Thomas fait son difficile
Par Michel Deheunynck
Et c’est ainsi que se termine cet Évangile de Jean. Il y a bien encore un chapitre 21, mais on sait qu’il n’est pas de Saint-Jean lui-même. Jean termine donc avec cet épisode de Thomas. Thomas, le capricieux ; Thomas qui fait son difficile… mais, sympathique quand même.
Bien sûr, pour nous deux mille ans après, c’est quand même un peu différent. Après deux mille Vendredis saints et deux mille jours de Pâques, il faudrait être bien naïfs pour se faire encore avoir. Il y a longtemps que l’on a compris qu’il n’y en avait que pour trois jours… On l’a peut-être appris au catéchisme et chaque année, en Église, on nous en remet une couche pour être sûrs qu’on l’a bien compris dans notre vie de croyants. C’est programmé ainsi et, cette année encore, on a fait ça bien comme il faut : des rameaux, des croix, des bougies, des fleurs et tout le reste… Peut-être même que, pendant le Carême, on avait réfléchi aux dépassements, aux libérations, aux partages dont nous voulons être solidaires et même acteurs.

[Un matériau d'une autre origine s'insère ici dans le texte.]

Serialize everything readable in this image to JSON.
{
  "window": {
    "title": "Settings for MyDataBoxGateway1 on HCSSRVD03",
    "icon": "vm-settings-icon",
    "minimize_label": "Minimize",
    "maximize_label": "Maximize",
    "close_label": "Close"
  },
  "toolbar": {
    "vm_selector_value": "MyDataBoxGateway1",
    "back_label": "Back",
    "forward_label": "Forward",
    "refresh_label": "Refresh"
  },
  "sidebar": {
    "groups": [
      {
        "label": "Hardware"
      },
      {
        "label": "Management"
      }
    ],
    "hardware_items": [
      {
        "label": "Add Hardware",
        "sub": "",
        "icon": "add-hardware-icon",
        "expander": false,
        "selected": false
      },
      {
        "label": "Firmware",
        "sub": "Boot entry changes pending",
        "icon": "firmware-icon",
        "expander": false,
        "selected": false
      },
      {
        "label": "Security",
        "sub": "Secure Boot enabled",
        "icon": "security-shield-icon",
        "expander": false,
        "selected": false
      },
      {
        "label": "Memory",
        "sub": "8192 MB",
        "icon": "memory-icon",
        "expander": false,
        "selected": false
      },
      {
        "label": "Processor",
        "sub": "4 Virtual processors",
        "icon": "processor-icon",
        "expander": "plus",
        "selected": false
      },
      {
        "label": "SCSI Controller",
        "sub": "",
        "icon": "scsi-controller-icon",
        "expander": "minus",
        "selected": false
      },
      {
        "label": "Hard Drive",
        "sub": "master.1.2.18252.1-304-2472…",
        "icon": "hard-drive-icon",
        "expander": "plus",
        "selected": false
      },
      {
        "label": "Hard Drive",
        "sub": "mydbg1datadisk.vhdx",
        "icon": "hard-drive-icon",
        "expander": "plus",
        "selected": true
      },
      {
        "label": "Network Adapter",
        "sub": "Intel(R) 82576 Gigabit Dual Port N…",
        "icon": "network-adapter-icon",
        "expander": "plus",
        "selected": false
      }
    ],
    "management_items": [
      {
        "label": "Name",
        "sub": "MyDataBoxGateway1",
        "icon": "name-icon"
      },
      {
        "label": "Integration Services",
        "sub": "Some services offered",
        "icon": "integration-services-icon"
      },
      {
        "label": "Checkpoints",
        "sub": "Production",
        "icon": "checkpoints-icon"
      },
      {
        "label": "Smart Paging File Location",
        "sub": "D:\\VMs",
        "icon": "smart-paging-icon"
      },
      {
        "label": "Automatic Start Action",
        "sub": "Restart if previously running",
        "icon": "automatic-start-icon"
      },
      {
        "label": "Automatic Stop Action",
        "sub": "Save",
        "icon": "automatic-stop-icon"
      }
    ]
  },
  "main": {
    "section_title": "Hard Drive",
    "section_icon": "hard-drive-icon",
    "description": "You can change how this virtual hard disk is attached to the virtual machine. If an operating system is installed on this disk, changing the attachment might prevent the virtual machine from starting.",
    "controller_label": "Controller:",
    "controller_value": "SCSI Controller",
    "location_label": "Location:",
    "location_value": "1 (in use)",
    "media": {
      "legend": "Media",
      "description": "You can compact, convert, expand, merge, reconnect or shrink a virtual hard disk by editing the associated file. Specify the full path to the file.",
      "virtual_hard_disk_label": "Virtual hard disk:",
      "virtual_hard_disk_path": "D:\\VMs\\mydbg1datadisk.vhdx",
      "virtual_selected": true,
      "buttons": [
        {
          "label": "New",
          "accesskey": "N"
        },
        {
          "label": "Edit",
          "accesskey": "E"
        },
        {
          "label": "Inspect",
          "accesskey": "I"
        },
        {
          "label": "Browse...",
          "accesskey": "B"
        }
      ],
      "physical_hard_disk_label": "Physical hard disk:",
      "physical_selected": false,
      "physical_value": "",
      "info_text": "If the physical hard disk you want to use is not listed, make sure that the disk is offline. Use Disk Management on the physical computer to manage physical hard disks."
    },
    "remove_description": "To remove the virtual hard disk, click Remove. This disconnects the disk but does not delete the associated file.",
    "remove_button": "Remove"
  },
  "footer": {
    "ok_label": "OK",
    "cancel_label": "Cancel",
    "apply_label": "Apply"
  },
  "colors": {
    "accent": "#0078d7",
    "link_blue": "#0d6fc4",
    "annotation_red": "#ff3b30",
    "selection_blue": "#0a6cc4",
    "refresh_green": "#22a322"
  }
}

Oui, avec Jésus, nous voulons, nous aussi, passer de la mort à la vie. Alors, la résurrection, nous, on est d’accord ! Et il y a de quoi réjouir nos cœurs de croyants.
Mais ce jour-là, dans cette maison bien fermée à Jérusalem, on n’a pas vraiment le cœur à rire. Alors, mettons-nous un peu à la place de Thomas et de ses amis. On ferme les portes de la maison, les portes de nous-mêmes et on reste là avec nos peurs, nos angoisses, nos désarrois, notre honte d’avoir peut-être renié ou trahi Jésus ou simplement de l’avoir abandonné, de l’avoir laissé finir comme ça… sur la croix ! Alors, bien sûr, pour ce pauvre Thomas, lui qui n’en était pas à son deux millième Vendredi saint ni à son deux millième jour de Pâques, lui qui n’avait pas encore eu l’occasion de se sentir impliqué dans la perspective d’une vie nouvelle, transformée, d’un monde nouveau enfin heureux, pour lui, encore moins que pour nous, il ne pouvait être question d’un miracle comme celui-là : que Jésus reprenne vie ! Et Jésus vient lui dire que si, c’est bien lui ! Mais aussi et surtout que c’est maintenant à lui, et à nous, de faire aussi reprendre vie aux autres et au monde. Et voilà que Thomas, il y croit ! Il a compris qu’il n’a plus besoin de toucher Jésus et de voir la marque des clous. Et nous aussi, on veut y croire. On veut y croire à tout ce qui peut redonner à chacun une vie digne, épanouie, confiante. Parce que c’est avec tout cela que Jésus reprend vie, qu’il ressuscite aujourd’hui encore. Et c’est à tout cela qu’il nous demande, comme à Thomas, de croire.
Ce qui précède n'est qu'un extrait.